Types Of Business Bankruptcy

A business is deemed a failure when it cannot generate enough cash flow to cover its operating expenses and interest. Many firms find themselves in a situation when they are unable to continue any longer. Such firms feel the need to sell their assets to repay whatever liabilities they have, and then close down the business forever. There can be another type of business failure in which a firm’s products are doing well in the market, but the firm’s cash flow is not sufficient to cover current operating expenses and interest. Such firms need to be reorganized so that they can become efficient all over again.

There are two types of business bankruptcy Chapters that such firms can use – Chapter 7, Chapter 11,

Chapter 7 Bankruptcy – Liquidation

A business may file for protection under Chapter 7 when it is convinced that there is no future and that it can only repay (or part repay) its liabilities by selling its assets. Chapter 7 is also termed as liquidation. Businesses that have a mountain of debts to service, a product line that has no future, and assets that are depreciating or getting impacted by obsolescence, typically file for bankruptcy under Chapter 7. Also, if the business is dependent on the owners’ skills, which is not delivering the results, then the firm may file for bankruptcy under this Chapter because you cannot reorganize skills.

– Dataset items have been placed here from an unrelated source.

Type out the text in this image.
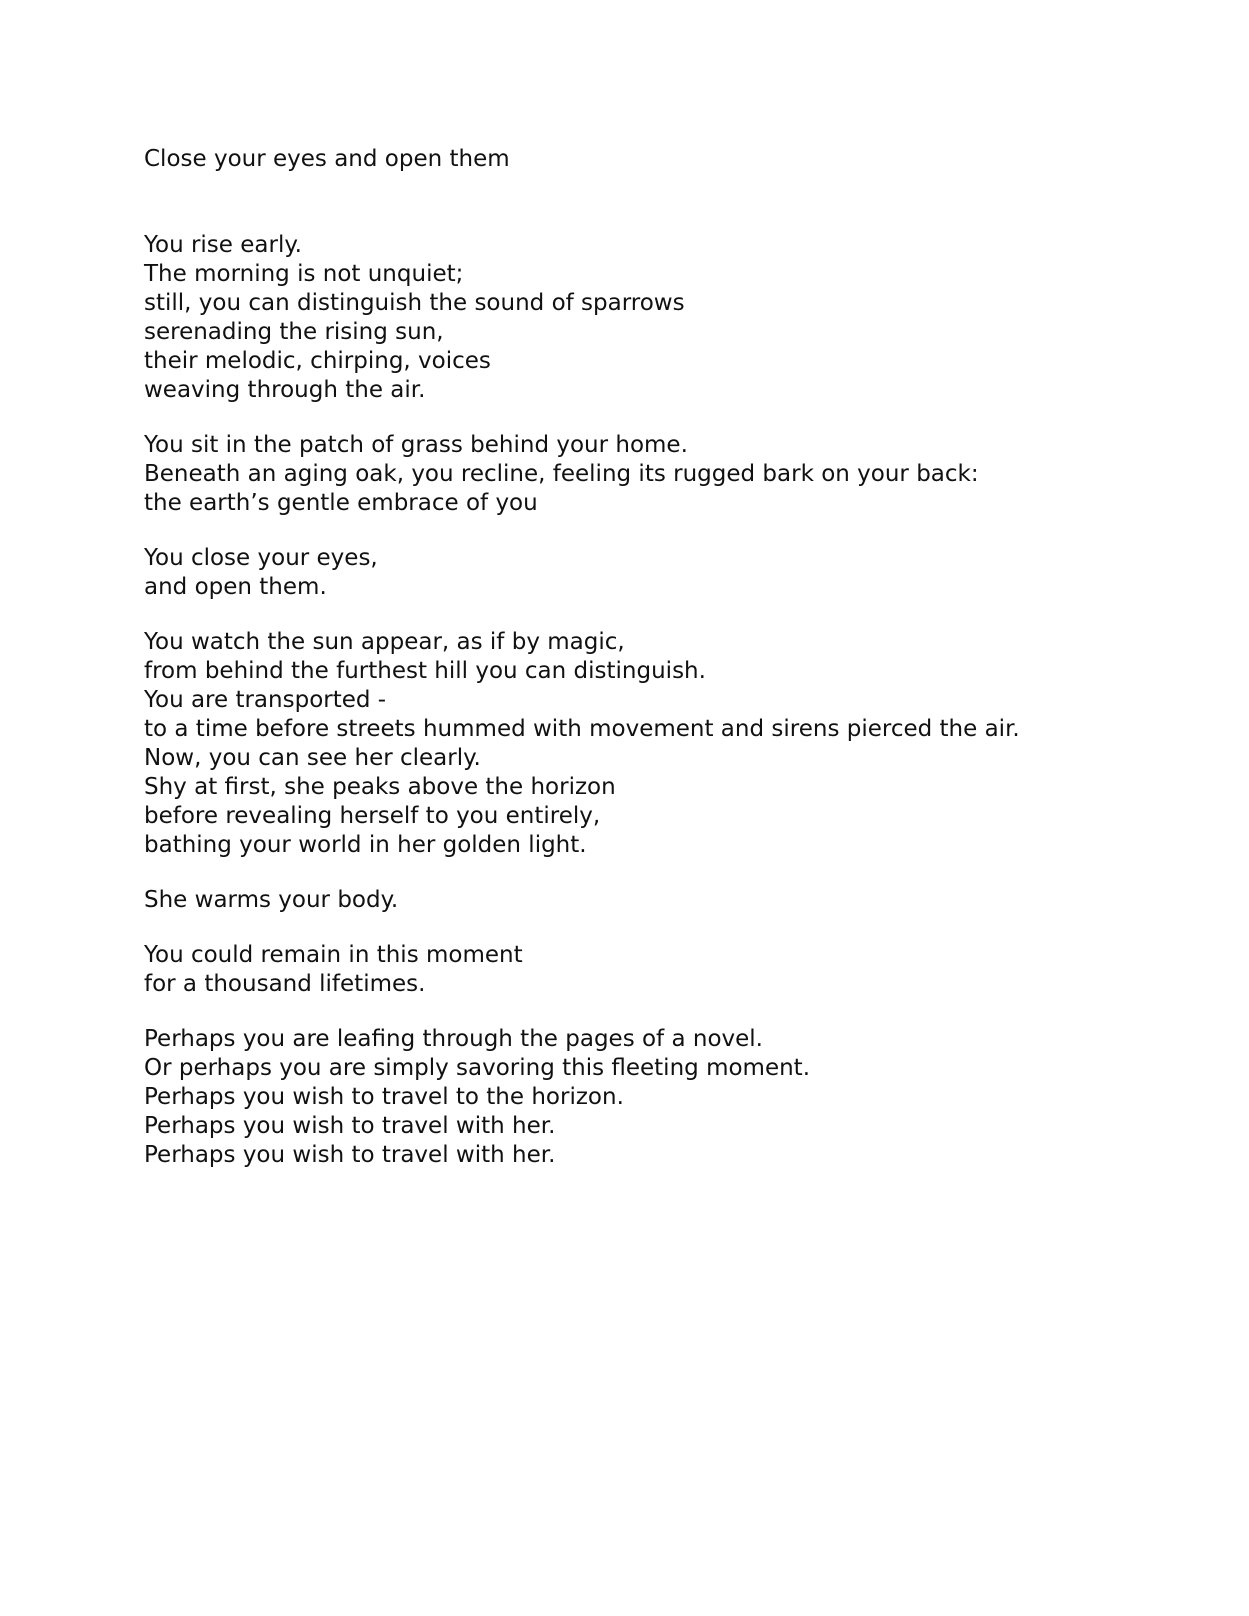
Close your eyes and open them
You rise early.
The morning is not unquiet;
still, you can distinguish the sound of sparrows
serenading the rising sun,
their melodic, chirping, voices
weaving through the air.
You sit in the patch of grass behind your home.
Beneath an aging oak, you recline, feeling its rugged bark on your back:
the earth’s gentle embrace of you
You close your eyes,
and open them.
You watch the sun appear, as if by magic,
from behind the furthest hill you can distinguish.
You are transported -
to a time before streets hummed with movement and sirens pierced the air.
Now, you can see her clearly.
Shy at first, she peaks above the horizon
before revealing herself to you entirely,
bathing your world in her golden light.
She warms your body.
You could remain in this moment
for a thousand lifetimes.
Perhaps you are leafing through the pages of a novel.
Or perhaps you are simply savoring this fleeting moment.
Perhaps you wish to travel to the horizon.
Perhaps you wish to travel with her.
Perhaps you wish to travel with her.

Sole proprietorships, corporations, and partnerships can file for bankruptcy under Chapter 7. Once the claim is filed, the court appoints a case trustee who first determines the assets that can be sold, and then sells these, and distributes the proceeds among the creditors. A sole proprietorship will receive a discharge when the bankruptcy is completed. A discharge means that the sole proprietor has no more debts, and can start his financial life all over again. Partnerships and Corporations do not receive a discharge – these are liquidated under Chapter 7.

Chapter 11 Bankruptcy – Reorganization

Chapter 11 Bankruptcy is for businesses that have a viable product line, sufficient assets, and intellectual capital. If such firms continue doing business, they can repay their liabilities over the long term. These firms can file for bankruptcy under Chapter 11, which can help these firms reorganize their business, survive for a better tomorrow, and also pay off their liabilities.

Once Chapter 11 Bankruptcy is filed, the court appoints a case trustee who checks the reorganization plan filed by the firm, shares it with the creditors, and takes their approval (creditors vote for the plan). Once the reorganization plan is approved the business has to execute it. Any variance from the plan leads to its failure.